Hahahaha, oh man that's priceless. That was very similar to my outburst when I was told, "Well, I'll pray for your soul. One day you will see the light."

I'm thinking, if Jesus heard what you just told me he'd bitch slap some respect on that face of yours! What about tolerance? Respect? Love for all? Don't expect me to convert to a religion where many use threats to increase their numbers and monetary resources.

Jesus Christ.

Zek J Evets said...

@funky: thanks, i appreciate christian moderates and apologists. make me hopefully for all crazy religions - like discordianism.

@tuleep: damn effing straight! it's funny how the most radical believers of a religion seem to miss the point of their faith entirely. i mean, if there is a god, s/he must have a jonesing for irony.

Christie said...

This conversation was hilarioous! Christians don't suck. I'm Christian-Catholic to be specific. I certainly don't suck. lol. No, but i hate those extremists who go around preaching reciting the Bible without fully understanding it. They just sit there and swear everyone is going to hell. I guarantee you not every Christian is like that- well at least I'm not. We have a whole bunch of those here in New York annoying the shit out of everybody in train stations and such. But I'm glad you got a little feisty with him, he needed that. lmao.

Andruba said...

the best part of all that was taht you recorded it and it's not paraphrased in any way (hopefully) and it's the best. Got 'im tongue tied!!! YES! LMFAO!

Zek J Evets said...

@christie: yeah, basically any major city is game for a fundamentalist gang-bang of preaching, prostrating, and condemning.
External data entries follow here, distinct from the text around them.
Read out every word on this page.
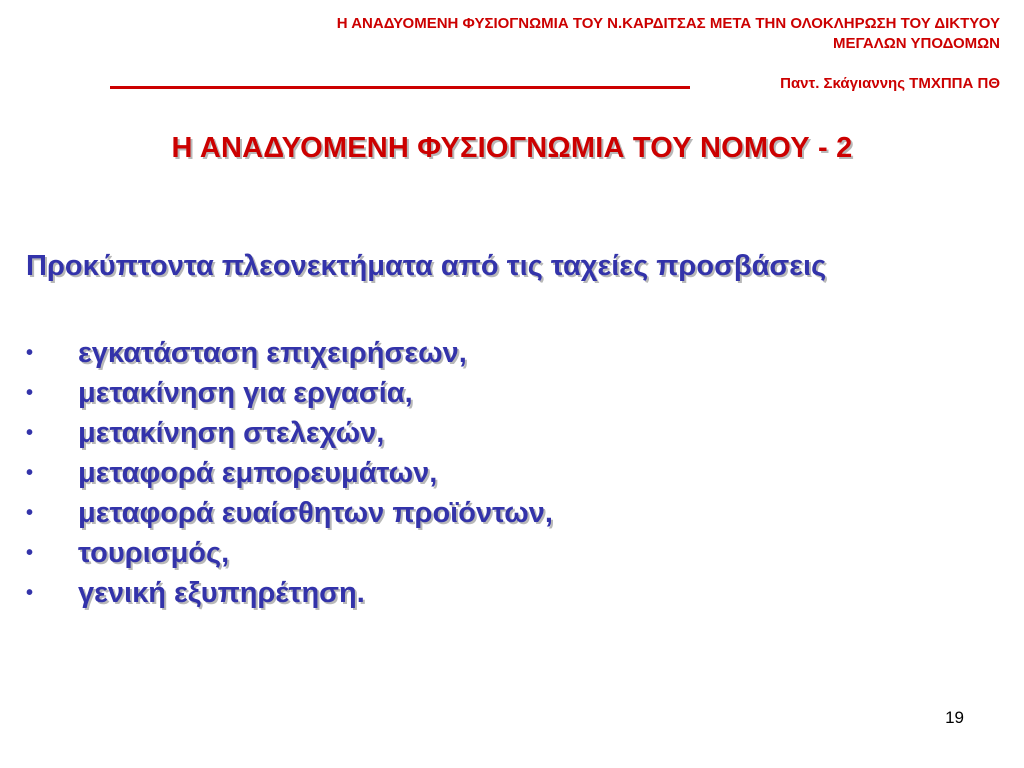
Η ΑΝΑΔΥΟΜΕΝΗ ΦΥΣΙΟΓΝΩΜΙΑ ΤΟΥ Ν.ΚΑΡΔΙΤΣΑΣ ΜΕΤΑ ΤΗΝ ΟΛΟΚΛΗΡΩΣΗ ΤΟΥ ΔΙΚΤΥΟΥ
ΜΕΓΑΛΩΝ ΥΠΟΔΟΜΩΝ
Παντ. Σκάγιαννης ΤΜΧΠΠΑ ΠΘ
Η ΑΝΑΔΥΟΜΕΝΗ ΦΥΣΙΟΓΝΩΜΙΑ ΤΟΥ ΝΟΜΟΥ - 2
Προκύπτοντα πλεονεκτήματα από τις ταχείες προσβάσεις
•	εγκατάσταση επιχειρήσεων,
•	μετακίνηση για εργασία,
•	μετακίνηση στελεχών,
•	μεταφορά εμπορευμάτων,
•	μεταφορά ευαίσθητων προϊόντων,
•	τουρισμός,
•	γενική εξυπηρέτηση.
19
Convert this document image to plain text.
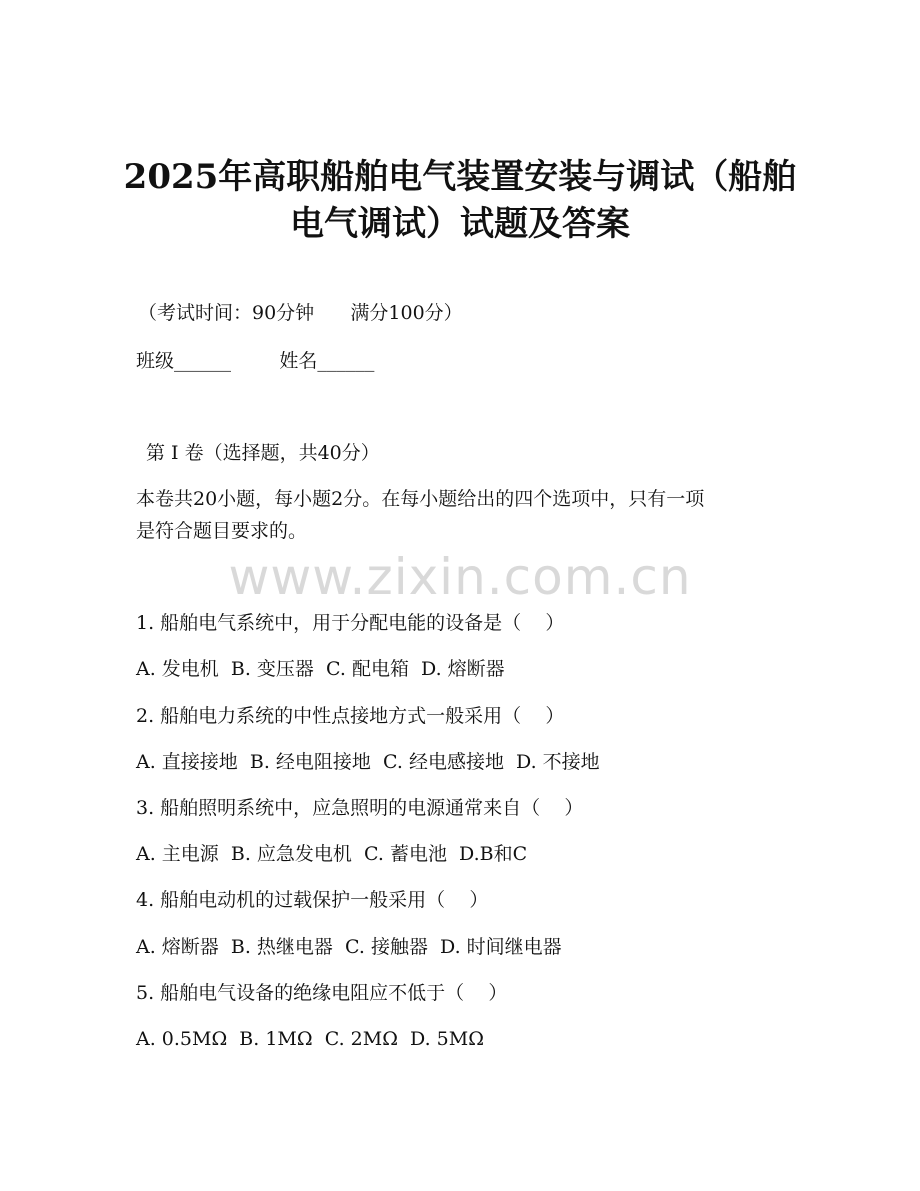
2025年高职船舶电气装置安装与调试（船舶
电气调试）试题及答案
（考试时间：90分钟      满分100分）
班级______        姓名______
第 I 卷（选择题，共40分）
本卷共20小题，每小题2分。在每小题给出的四个选项中，只有一项
是符合题目要求的。
www.zixin.com.cn
1. 船舶电气系统中，用于分配电能的设备是（    ）
A. 发电机  B. 变压器  C. 配电箱  D. 熔断器
2. 船舶电力系统的中性点接地方式一般采用（    ）
A. 直接接地  B. 经电阻接地  C. 经电感接地  D. 不接地
3. 船舶照明系统中，应急照明的电源通常来自（    ）
A. 主电源  B. 应急发电机  C. 蓄电池  D.B和C
4. 船舶电动机的过载保护一般采用（    ）
A. 熔断器  B. 热继电器  C. 接触器  D. 时间继电器
5. 船舶电气设备的绝缘电阻应不低于（    ）
A. 0.5MΩ  B. 1MΩ  C. 2MΩ  D. 5MΩ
@tuba: it's a little paraphrased (as i said at the bottom of the post). mostly i just edited out the comments by other people nearby, and some awkward pauses, because i felt that it "read better" at a faster pace than it actually took pace. also, missed the very beginning part where we said "hi" because didn't think to turn on my recorder yet. so that part was from memory. haha, but pretty much, that was word-for-word what i/he/we said.

@all: glad all ya'll really enjoyed this post. got so many positive responses. maybe i should add a religulous section, eh? kind of a bill maher meets jesus camp thing... hmm.

isityouorme? said...

love the last picture. pretty much sums up my attitude about God right now. I still consider myself christian but I'm more esoteric.

JacqueRoxx said...

Urrgrhh I hate people like this! They make Christians and Christianity look bad. Kinda messed up to keep questioning his religion though, but I understand I guess.